Gıda İsrafı: Osman İnan Yazdı

Osman İnan
Kendimden kısaca biraz bahsedecek olursam, 2007 yılında Önder Çiftçi Projesinde staj yaptım, aynı yerde Ziraat Fakültesi Tarım Ekonomisi Bölümünü 2008 yılında bitirip askere gidene kadar kaldım. 2009 ortalarında askerlik bitince Tarım Ekonomisi Bölümünde yüksek lisansa başladım. Aynı zamanda bir makine üretim şirketinde kalite bölümünde çalıştım ve ayrıca ailemin kendi arazilerinde 2011 yılı sonuna kadar tarım işiyle uğraştım. Bu tarihten 2014 yılı sonuna kadar Tarım ve Orman Bakanlığında uzman mühendis olarak çalıştım. AB ülkeleri ve Türkiye’de tarım ve kırsal kalkınmayla ilgili çalışmalar yaptım. Daha sonra 2016 yılı sonuna kadar kendi arazilerimde ceviz ve kavak yetiştiriciliği yaptım. O tarihten sonra kendi danışmanlık şirketimi kurup, gayrimenkul işine başladım. Bu dönemde yüksek lisansımı tamamladım. Tarım Ekonomisi Bölümünde doktora eğitimine başladım. Bunun yanında tarım işlerine devam etmekteyim. 2014 yılı sonundan beri de kamulaştırma, hukuk ve ceza davalarında bilirkişilik yapmaktayım. Tarım Ekonomisi Derneği, Zir. Müh. Odası ve Buğday derneğine üyeyim.

GIDA İSRAFI

İnsanların tüketimi için üretilen gıdalar tarladan sofraya ulaşıncaya kadar miktar ve kalite bakımından kayıp vermektedir. Bu gıda israfı ve gıda kaybı olarak tanımlanmaktadır. Besin ve ekonomik değer, gıda güvenilirliği açısından yaşanan kayıplar olduğu gibi yetersiz teknoloji, üretim sürecindeki hatalar ve tüketici davranışlarından kaynaklanan kayıplar da yaşanmaktadır1.

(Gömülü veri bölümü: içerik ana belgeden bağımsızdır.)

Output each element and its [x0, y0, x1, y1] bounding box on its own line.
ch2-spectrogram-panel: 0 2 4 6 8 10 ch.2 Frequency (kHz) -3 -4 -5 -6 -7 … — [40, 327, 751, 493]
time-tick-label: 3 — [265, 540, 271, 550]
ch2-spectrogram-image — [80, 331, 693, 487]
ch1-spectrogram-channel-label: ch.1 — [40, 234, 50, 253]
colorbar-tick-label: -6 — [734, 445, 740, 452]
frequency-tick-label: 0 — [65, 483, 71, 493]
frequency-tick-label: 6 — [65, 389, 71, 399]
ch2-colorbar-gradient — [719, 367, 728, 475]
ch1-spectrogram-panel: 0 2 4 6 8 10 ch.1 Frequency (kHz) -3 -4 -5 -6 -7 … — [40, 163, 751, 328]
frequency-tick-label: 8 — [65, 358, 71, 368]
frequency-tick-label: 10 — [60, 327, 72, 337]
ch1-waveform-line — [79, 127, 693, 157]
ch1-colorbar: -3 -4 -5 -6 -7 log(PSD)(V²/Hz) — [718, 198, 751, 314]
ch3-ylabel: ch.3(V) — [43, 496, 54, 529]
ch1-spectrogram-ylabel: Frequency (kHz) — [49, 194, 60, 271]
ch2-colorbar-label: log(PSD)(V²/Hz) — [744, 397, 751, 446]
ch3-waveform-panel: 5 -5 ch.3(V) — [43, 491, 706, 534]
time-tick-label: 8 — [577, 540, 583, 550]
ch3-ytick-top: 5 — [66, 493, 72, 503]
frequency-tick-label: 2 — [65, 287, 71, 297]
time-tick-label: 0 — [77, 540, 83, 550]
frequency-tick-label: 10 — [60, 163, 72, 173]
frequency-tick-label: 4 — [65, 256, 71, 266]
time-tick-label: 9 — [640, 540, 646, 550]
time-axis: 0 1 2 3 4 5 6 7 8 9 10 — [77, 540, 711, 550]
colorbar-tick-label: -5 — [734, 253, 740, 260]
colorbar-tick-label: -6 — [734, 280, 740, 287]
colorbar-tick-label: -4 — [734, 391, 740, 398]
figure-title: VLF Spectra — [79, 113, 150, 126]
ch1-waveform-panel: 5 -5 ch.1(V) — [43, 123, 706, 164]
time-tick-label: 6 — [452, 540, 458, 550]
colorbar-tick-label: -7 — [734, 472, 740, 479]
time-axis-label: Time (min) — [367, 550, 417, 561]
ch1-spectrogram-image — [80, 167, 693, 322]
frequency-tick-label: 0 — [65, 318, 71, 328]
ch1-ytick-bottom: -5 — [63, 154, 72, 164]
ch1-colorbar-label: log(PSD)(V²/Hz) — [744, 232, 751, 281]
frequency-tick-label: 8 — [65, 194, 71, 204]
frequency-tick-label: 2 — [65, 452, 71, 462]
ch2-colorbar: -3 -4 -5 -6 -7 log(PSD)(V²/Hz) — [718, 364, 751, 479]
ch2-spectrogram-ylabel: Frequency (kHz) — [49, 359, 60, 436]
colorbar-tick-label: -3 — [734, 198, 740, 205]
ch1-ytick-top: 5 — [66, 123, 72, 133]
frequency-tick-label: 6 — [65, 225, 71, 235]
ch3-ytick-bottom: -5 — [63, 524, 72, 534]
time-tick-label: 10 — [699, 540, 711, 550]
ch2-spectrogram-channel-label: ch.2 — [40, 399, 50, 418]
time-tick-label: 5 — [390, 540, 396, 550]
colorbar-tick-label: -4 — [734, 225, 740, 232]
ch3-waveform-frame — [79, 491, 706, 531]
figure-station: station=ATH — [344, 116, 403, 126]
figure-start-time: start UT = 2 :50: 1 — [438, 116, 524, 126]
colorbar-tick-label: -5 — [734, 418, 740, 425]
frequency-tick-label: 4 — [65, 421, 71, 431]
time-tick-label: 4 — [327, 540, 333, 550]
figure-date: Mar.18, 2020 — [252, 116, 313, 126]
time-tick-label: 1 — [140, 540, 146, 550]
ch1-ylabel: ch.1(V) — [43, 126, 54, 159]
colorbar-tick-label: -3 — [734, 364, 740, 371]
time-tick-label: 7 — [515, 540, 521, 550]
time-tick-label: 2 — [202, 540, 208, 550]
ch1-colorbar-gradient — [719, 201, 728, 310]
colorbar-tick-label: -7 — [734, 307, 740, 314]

Günümüz koşullarında, gıda tüketiminde meydana gelen değişimler sonucunda bilinçli tüketici ve bilinçli tüketim anlayışının geliştirilmesi, ekonomik sistemin verimli işleyişi açısından büyük önem kazanmaktadır.

Gıda israfının boyutları ve yönü ülkelerin sosyo-ekonomik özelliklerine göre farklılaşmaktadır. Gıda kaybı daha çok gelişmekte olan ülkelerde önemli boyutta iken gıda israfı gelişmiş ülkelerde daha yüksektir. Gelişmiş ülkelerde gelir artışı ve buna bağlı olarak tüketim miktar ve çeşidindeki artış, ev dışı tüketimin artması, alışveriş yerlerinin çeşitlenmesi ve artması, pazarlama karması içinde tutundurmanın öne çıkması, kentleşme ile doğadan ve tarımdan uzaklaşma israfı artıran önemli faktörlerdir2. Ayrıca gıda kayıplarının %95’inin besin tedarik zinciri içerinde (taşıma, depolama, ambalajlama ve saklama koşulları) istenmeden meydana geldiği de ileri sürülmektedir3.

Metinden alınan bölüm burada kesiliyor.